Suppression of rejection of embryonic stem cells and their derivatives.
Human embryonic stem cells (hESC) hold great promise in the treatment of human disease since they can give rise to cells that are lost during disease. In particular, we have the capability to induce the differentiation of hESC into oligodendrocytes and neurons, which may be useful in treatment of a variety of neurological diseases. A significant problem may arise in the long-term survival of hESC-derived oligodendrocytes or neurons, however, due to rejection mediated by cytotoxic T cells (CTL) of the host immune system. Medicinal suppression of the immune system is useful, but has attendant adverse side-effects. In contrast, viruses escape CTL mediated immunity by down-regulating the expression of HLA-A and B cell surface molecules on infected cells. We will mimic this strategy using siRNA, a strategy for which the 2006 Nobel prize in Physiology or Medicine was awarded. HLA-A and B negative and control cells will be introduced into rats subjected to thoracic spinal cord contusion injury, a model that has been used extensively by our collaborator. Survival of experimental and control oligodendrocytes and neurons will be assayed by immunohistology of tissue derived from the site of injury and human cell engraftment. Our approach may be useful in prolonging the survival of hESC-derived cells of all lineages and for all uses, since nearly all cells express MHC-I glycoproteins. Our work is particularly relevant to treatment of spinal cord injury, multiple sclerosis and Parkinson’s disease as well as other diseases where loss of neurons or oligodendrocytes causes adverse effects.

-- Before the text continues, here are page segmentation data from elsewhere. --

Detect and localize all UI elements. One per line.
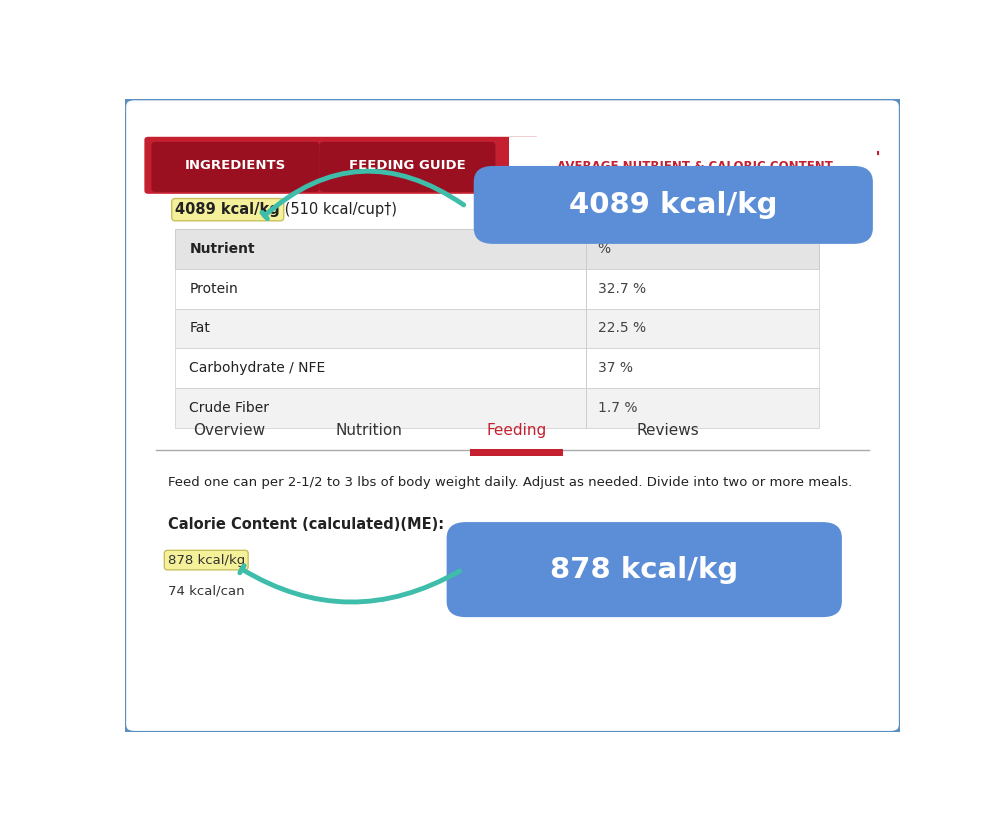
Text: Nutrient: Nutrient (189, 242, 255, 256)
Text: Feed one can per 2-1/2 to 3 lbs of body weight daily. Adjust as needed. Divide i: Feed one can per 2-1/2 to 3 lbs of body … (168, 476, 852, 489)
Text: INGREDIENTS: INGREDIENTS (184, 159, 286, 172)
Text: 32.7 %: 32.7 % (598, 281, 646, 295)
FancyBboxPatch shape (474, 166, 873, 244)
FancyBboxPatch shape (320, 142, 495, 192)
FancyBboxPatch shape (175, 388, 819, 428)
FancyBboxPatch shape (144, 137, 540, 194)
FancyBboxPatch shape (175, 229, 819, 268)
FancyBboxPatch shape (175, 309, 819, 348)
Text: 22.5 %: 22.5 % (598, 322, 646, 336)
Text: Fat: Fat (189, 322, 210, 336)
Text: 37 %: 37 % (598, 361, 633, 375)
FancyBboxPatch shape (175, 268, 819, 309)
FancyBboxPatch shape (470, 449, 563, 456)
Text: FEEDING GUIDE: FEEDING GUIDE (349, 159, 465, 172)
Text: 4089 kcal/kg: 4089 kcal/kg (175, 202, 280, 217)
FancyBboxPatch shape (175, 348, 819, 388)
Text: Crude Fiber: Crude Fiber (189, 402, 269, 416)
Text: AVERAGE NUTRIENT & CALORIC CONTENT: AVERAGE NUTRIENT & CALORIC CONTENT (557, 160, 833, 174)
Text: Feeding: Feeding (486, 423, 546, 438)
Text: Nutrition: Nutrition (336, 423, 403, 438)
FancyBboxPatch shape (509, 137, 877, 197)
Text: Calorie Content (calculated)(ME):: Calorie Content (calculated)(ME): (168, 517, 444, 532)
Text: Overview: Overview (194, 423, 266, 438)
Text: 878 kcal/kg: 878 kcal/kg (168, 554, 245, 566)
Text: Carbohydrate / NFE: Carbohydrate / NFE (189, 361, 326, 375)
FancyBboxPatch shape (151, 142, 320, 192)
Text: (510 kcal/cup†): (510 kcal/cup†) (280, 202, 397, 217)
Text: 878 kcal/kg: 878 kcal/kg (550, 556, 738, 584)
Text: %: % (598, 242, 611, 256)
Text: 4089 kcal/kg: 4089 kcal/kg (569, 191, 778, 219)
FancyBboxPatch shape (447, 522, 842, 617)
Text: 74 kcal/can: 74 kcal/can (168, 584, 244, 597)
FancyBboxPatch shape (123, 97, 902, 734)
Text: Reviews: Reviews (636, 423, 699, 438)
Text: Protein: Protein (189, 281, 238, 295)
Text: 1.7 %: 1.7 % (598, 402, 637, 416)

Our work will directly benefit the citizens of California since all clinical uses of of human embryonic stem cells (hESC) will benefit from increased survival of hESC and their derivatives. In particular we will modify hESC-derived brain cells (oligodendrocytes and neurons) to survive longer in patients. These cells will be useful in treating spinal cord injury, multiple sclerosis and Parkinson's disease, which together affect 125,000 to 250,000 people in the state of California.